The South African soldiers, all members of 1 Parachute Battalion and 5 Special Forces Regiment, were deployed in the Central African Republic’s capital as part of Operation Vimbezela.

In what is now part of South African military folklore and history they put up a hard and determined fight against overwhelming numbers of heavily armed rebels without any air cover or a planned tactical withdrawal using airborne assets. Estimates are the South Africans found themselves facing more than 600 rebels with only platoon level weapons and six-wheeled Gecko vehicles.

After posing questions about what had to be left behind after the soldiers had been successfully evacuated, then Democratic Alliance (DA) shadow defence and military veterans minister, David Maynier, was told in August 2014 the operational report (on the so-called Battle in Bangui) contained classified security sensitive information. Defence and Military Veterans Minister, Nosiviwe Mapisa-Nqakula, added “only training equipment was left behind. The retrieval and transference back to South Africa would not be cost effective”.

Addressing Parliament’s Portfolio Committee on Defence and Military Veterans last week, Major General Michael Ramantswana, said the SANDF deployment lost equipment as “it would in any combat situation”.
“The priority for the SANDF was to find ways to rescue our soldiers out of a volatile situation.
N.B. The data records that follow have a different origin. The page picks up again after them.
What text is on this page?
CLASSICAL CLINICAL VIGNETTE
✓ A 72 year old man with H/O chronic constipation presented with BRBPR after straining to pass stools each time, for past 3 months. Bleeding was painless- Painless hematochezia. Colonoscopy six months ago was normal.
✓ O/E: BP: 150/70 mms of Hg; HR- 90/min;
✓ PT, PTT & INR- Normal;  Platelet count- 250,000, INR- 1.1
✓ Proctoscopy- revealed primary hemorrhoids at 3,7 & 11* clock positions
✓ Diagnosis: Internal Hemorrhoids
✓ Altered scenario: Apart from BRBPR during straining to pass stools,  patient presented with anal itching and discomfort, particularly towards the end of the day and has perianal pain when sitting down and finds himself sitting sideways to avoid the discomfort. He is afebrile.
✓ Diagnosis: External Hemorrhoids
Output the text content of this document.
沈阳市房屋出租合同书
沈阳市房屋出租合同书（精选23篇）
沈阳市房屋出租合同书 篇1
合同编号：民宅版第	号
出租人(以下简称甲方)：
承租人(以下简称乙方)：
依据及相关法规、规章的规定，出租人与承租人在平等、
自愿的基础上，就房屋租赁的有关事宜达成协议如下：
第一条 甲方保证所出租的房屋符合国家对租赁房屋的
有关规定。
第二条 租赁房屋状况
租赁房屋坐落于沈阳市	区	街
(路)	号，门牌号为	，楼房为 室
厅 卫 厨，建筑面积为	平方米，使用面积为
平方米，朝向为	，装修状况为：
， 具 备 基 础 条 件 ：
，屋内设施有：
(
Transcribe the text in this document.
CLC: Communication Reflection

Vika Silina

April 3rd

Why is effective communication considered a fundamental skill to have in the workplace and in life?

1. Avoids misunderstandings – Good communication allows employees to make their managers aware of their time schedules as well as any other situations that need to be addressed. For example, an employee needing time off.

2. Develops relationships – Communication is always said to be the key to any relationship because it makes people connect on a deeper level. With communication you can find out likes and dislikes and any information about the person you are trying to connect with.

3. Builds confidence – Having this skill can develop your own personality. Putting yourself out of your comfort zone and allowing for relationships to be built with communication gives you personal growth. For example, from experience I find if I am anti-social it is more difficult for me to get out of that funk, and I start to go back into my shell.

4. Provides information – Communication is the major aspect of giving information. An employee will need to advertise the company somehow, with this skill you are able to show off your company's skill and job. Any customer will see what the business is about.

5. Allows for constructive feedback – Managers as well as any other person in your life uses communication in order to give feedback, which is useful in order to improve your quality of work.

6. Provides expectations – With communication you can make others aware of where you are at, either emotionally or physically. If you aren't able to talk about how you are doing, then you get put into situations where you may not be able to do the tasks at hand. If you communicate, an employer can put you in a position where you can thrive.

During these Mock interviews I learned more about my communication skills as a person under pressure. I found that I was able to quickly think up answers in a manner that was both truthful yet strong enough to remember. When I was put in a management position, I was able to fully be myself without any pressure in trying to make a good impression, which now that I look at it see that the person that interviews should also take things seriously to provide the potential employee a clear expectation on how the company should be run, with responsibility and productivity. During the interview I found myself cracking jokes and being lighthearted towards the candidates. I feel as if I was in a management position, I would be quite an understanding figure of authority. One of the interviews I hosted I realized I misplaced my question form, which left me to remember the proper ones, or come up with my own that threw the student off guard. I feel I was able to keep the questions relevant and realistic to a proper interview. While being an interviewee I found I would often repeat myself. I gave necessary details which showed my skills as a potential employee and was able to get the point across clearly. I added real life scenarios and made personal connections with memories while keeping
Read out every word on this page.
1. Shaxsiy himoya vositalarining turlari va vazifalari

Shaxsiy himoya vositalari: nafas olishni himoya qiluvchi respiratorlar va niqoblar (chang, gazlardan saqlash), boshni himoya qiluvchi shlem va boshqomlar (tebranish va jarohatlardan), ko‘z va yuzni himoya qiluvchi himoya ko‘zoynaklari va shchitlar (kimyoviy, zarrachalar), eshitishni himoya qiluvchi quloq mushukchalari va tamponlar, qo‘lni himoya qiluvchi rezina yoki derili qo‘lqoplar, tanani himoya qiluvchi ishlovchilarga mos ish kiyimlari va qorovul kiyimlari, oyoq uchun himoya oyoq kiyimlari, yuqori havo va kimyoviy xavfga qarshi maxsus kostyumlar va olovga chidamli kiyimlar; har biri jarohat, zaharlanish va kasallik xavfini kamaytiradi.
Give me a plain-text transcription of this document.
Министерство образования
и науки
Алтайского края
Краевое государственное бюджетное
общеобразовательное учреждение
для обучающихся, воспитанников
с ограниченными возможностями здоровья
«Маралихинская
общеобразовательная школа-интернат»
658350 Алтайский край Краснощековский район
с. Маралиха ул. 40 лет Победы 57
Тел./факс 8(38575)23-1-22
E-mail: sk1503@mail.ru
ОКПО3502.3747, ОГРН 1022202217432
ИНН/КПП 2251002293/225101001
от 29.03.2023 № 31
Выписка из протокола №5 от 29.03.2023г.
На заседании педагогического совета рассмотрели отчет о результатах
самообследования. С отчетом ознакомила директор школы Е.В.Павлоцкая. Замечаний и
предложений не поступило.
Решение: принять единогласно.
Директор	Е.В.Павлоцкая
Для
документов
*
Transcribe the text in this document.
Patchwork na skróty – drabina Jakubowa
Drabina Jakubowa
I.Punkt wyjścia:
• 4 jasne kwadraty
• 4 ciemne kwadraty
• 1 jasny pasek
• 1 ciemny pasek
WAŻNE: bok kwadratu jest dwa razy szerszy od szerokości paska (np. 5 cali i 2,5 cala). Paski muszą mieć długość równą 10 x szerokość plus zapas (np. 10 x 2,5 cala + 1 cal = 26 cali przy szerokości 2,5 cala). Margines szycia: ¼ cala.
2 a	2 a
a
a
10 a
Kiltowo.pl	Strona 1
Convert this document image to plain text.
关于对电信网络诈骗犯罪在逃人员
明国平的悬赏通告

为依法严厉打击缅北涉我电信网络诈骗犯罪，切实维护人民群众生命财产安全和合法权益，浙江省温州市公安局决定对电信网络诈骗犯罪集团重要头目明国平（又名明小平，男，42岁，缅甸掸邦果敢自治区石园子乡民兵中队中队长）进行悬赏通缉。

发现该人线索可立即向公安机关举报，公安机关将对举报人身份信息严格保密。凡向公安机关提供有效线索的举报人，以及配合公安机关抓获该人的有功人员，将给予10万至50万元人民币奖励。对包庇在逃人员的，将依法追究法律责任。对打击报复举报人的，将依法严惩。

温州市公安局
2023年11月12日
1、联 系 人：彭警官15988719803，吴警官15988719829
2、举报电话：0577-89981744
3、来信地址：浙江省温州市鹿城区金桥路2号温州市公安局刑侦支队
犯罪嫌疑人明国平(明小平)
When all our soldiers were confirmed back in South Africa, the SANDF convened a board of inquiry to determine, among others, losses incurred.
“The equipment losses as a result of the conflict situation in Bangui must be written off,” the SANDF chief: military policy, strategy and planning said adding the total loss was estimated at R4 458 430. He did not specify any types of equipment, ammunition or vehicles left behind when the South African force was moved to Addis Ababa.

Among the still unanswered questions around the South African military involvement in Bangui specifically and the Central African Republic at that time are the issues of an extraction plan covering both personnel and equipment and the means to perform the extraction. Questions about support, airlift, intelligence and the firepower of the force on the ground also remain unanswered.

Military analyst Helmoed Heitman pointed out soon after the Battle in Bangui that South Africa “has now had more than adequate warning its defence capabilities are not up to the responsibilities of a regional power”.

He also said blame should not be apportioned to the soldiers and junior leaders on the ground.
“They are doing their best and their best is often quite outstanding. The fighting around Bangui was a particular demonstration of that. Do not blame the general for deploying small or under-armoured forces: they can only ‘do the best with what they have’ as a former chief of the defence force used to say in another time. And ‘what they have’ in terms of the number of soldiers, the type of equipment and the support capabilities is simply inadequate for the role the South African government wishes to play,” he said.



Probably the most glaring example is this is airlift where the SA Air Force’s 28 Squadron has been flying C-130BZs for more than half a century and replacing them does not appear to have a priority rating.